Even Gleason's supporters acknowledge that while he knows the needs of Ridgecrest and the military, he would need to gain practical experience with some of the other issues in the diverse 1st District.

"He's got a steep learning curve with the oil industry and agriculture," Swett said.

He said Gleason has already shown the ability to handle such situations, pointing to Gleason's efforts to make peace between farmers and other water users who are fighting over access to water in the Indian Wells Valley.

"The Ridgecrest area is in an overdraft supply on its water," Swett said. "We're mining the water."

People are angry over the water taken out of the basin to grow alfalfa and pistachio crops.

Gleason was lambasted by people in Inyokern over the issue, Swett said, and immediately came up with the idea of creating a nonprofit agency to operate as a venue for both sides to seek consensus.

"He is a very fast understudy," Swett said.

Chip Holloway, Ridgecrest's mayor pro-tem and one of Gleason's opponents in the June primary, agrees.

"Can Mick get up to speed? Sure. Everybody has a first year," said Holloway, who has endorsed Ashburn.

But that is a critical difference between Ashburn and Gleason, he said -- Ashburn doesn't need to get up to speed.

"I consider Mick and Roy both friends. I consider Mick a hero for his service," Holloway said. But "you've got to bring Roy back for his experience."

But Swett said Ashburn hasn't even engaged in the water dispute.

Ridgecrest, Holloway said, needs Gleason to focus his own considerable experience in fighting for new industry and growth in the desert community, not be supervisor.

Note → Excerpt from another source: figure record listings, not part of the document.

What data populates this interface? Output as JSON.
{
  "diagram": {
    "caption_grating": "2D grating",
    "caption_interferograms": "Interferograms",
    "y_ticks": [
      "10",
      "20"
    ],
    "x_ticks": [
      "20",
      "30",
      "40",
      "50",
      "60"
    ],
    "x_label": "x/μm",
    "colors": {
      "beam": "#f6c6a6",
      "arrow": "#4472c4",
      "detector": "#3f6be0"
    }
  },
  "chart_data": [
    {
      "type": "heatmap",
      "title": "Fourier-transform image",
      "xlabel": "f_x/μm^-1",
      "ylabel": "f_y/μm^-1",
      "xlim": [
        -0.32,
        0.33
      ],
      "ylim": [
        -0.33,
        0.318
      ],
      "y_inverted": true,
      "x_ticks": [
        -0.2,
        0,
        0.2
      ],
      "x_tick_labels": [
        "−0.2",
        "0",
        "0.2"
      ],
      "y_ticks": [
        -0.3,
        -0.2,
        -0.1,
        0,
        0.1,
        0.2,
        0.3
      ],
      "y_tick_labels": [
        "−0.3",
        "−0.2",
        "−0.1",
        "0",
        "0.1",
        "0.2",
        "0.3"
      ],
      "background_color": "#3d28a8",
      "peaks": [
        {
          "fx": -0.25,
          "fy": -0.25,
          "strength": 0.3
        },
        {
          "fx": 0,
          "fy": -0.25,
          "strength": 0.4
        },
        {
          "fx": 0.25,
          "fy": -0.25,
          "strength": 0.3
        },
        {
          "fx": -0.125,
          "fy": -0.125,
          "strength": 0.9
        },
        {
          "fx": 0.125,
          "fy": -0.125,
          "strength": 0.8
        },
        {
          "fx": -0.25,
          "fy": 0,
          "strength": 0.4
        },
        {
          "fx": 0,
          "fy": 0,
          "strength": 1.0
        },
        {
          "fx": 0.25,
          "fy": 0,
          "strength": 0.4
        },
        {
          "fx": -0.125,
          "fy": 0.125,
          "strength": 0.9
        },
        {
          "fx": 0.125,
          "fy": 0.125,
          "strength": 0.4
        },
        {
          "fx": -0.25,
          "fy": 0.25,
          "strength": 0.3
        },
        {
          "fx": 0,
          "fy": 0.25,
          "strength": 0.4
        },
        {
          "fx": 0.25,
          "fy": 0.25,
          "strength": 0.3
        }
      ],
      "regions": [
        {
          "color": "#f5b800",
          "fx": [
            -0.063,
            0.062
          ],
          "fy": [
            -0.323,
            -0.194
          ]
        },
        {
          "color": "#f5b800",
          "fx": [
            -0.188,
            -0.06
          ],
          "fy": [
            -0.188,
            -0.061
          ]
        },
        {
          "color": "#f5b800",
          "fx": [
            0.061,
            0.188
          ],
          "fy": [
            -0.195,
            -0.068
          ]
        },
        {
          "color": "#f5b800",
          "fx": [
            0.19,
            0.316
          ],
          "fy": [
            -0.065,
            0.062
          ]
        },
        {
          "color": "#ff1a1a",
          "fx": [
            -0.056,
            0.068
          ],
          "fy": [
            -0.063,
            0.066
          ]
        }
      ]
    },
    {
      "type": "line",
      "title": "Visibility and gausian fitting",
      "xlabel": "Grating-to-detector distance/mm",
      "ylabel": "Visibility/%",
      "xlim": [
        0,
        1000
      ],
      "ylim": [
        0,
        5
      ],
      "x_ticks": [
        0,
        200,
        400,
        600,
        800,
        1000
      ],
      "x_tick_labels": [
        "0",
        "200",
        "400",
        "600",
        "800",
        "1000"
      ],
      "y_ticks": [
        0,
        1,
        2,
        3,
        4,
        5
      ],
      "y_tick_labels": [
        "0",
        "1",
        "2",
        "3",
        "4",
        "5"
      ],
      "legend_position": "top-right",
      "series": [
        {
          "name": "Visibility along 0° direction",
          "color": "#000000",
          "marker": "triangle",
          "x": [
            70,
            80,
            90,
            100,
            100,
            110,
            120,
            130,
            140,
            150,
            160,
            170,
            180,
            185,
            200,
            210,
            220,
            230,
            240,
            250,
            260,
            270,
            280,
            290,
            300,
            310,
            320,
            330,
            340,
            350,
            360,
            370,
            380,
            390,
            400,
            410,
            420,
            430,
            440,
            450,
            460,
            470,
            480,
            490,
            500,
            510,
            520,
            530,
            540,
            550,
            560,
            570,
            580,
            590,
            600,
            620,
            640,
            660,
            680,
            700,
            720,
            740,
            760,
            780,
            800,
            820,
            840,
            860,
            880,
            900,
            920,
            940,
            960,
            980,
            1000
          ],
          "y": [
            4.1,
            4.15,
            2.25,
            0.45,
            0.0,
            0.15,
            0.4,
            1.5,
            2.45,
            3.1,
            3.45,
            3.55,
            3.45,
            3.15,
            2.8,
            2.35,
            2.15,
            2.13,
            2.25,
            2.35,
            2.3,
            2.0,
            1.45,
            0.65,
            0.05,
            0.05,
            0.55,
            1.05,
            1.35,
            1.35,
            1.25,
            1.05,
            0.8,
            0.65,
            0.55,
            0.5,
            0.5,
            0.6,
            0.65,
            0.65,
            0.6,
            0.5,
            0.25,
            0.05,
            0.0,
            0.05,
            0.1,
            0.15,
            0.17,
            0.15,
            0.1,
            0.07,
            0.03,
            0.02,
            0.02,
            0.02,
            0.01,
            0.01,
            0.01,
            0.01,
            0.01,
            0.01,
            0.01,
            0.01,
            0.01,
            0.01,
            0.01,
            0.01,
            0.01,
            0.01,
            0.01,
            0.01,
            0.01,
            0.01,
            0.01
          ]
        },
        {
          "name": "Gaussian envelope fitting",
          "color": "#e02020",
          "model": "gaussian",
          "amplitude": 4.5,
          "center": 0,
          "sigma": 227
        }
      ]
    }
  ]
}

"For me the best thing for Ridgecrest is to have Mick to remain in his role as a leader of the China Lake Alliance," Holloway said. "(His) ability to advocate for China Lake as a supervisor is diminished."

But Charlon and others say Gleason's outsider's status is exactly why he's better for the job.

Tom Wiknich, who worked on the base and now owns a gun shop in Ridgecrest, said Gleason's get-things-done attitude and charisma will carry him through.

"I see Mick having a little bit of an advantage because he's not a career politician," Wiknich said. "He's going into politics for sincere reasons. We need his experience in figuring out how to run the county in an efficient way."


Observers say Gleason hurt his chances of winning, even in Ridgecrest, by hiring Bakersfield political consultant Mark Abernathy to run his campaign.

"Mick was advised before he ran to run as his own man," Holloway said. "Mick's words to me were, 'Abernathy wins races.'"

People were turned off, Holloway said, when another Abernathy candidate, Pedro Rios, and his supporters launched what some saw as underhanded attacks against the man Gleason and Ashburn want to replace -- 16-year Kern County Supervisor Jon McQuiston.

In June, Rios knocked McQuiston out of the primary contest to represent the 32nd Assembly District. During the campaign, Holloway said, Rios' campaign and its supporters characterized McQuiston as having spent his career on the public payroll.

Folks in the 1st District are fond of McQuiston, a longtime Ridgecrest resident who also is ex-military and has fought to protect east Kern's military bases from federal funding cuts, Holloway said.

"Mick Gleason was part of a group that actively went against Jon McQuiston," Holloway said. "I think it was from his campaign, not necessarily Mick personally."

Ridgecrest Mayor Ronald Carter, Holloway and two of the three other Ridgecrest City Council members have endorsed Ashburn.

Gleason said he is running as his own man and the idea that Abernathy is a problem for him is a red herring.

Gleason said he doesn't believe the animosity Holloway mentions is widespread.

"There may be a small sphere of influence around Chip" that believe it, Gleason said. "I had zero impact on Jon's campaign. I think there are opponents who are grabbing that Abernathy bat and beating me over the head with it."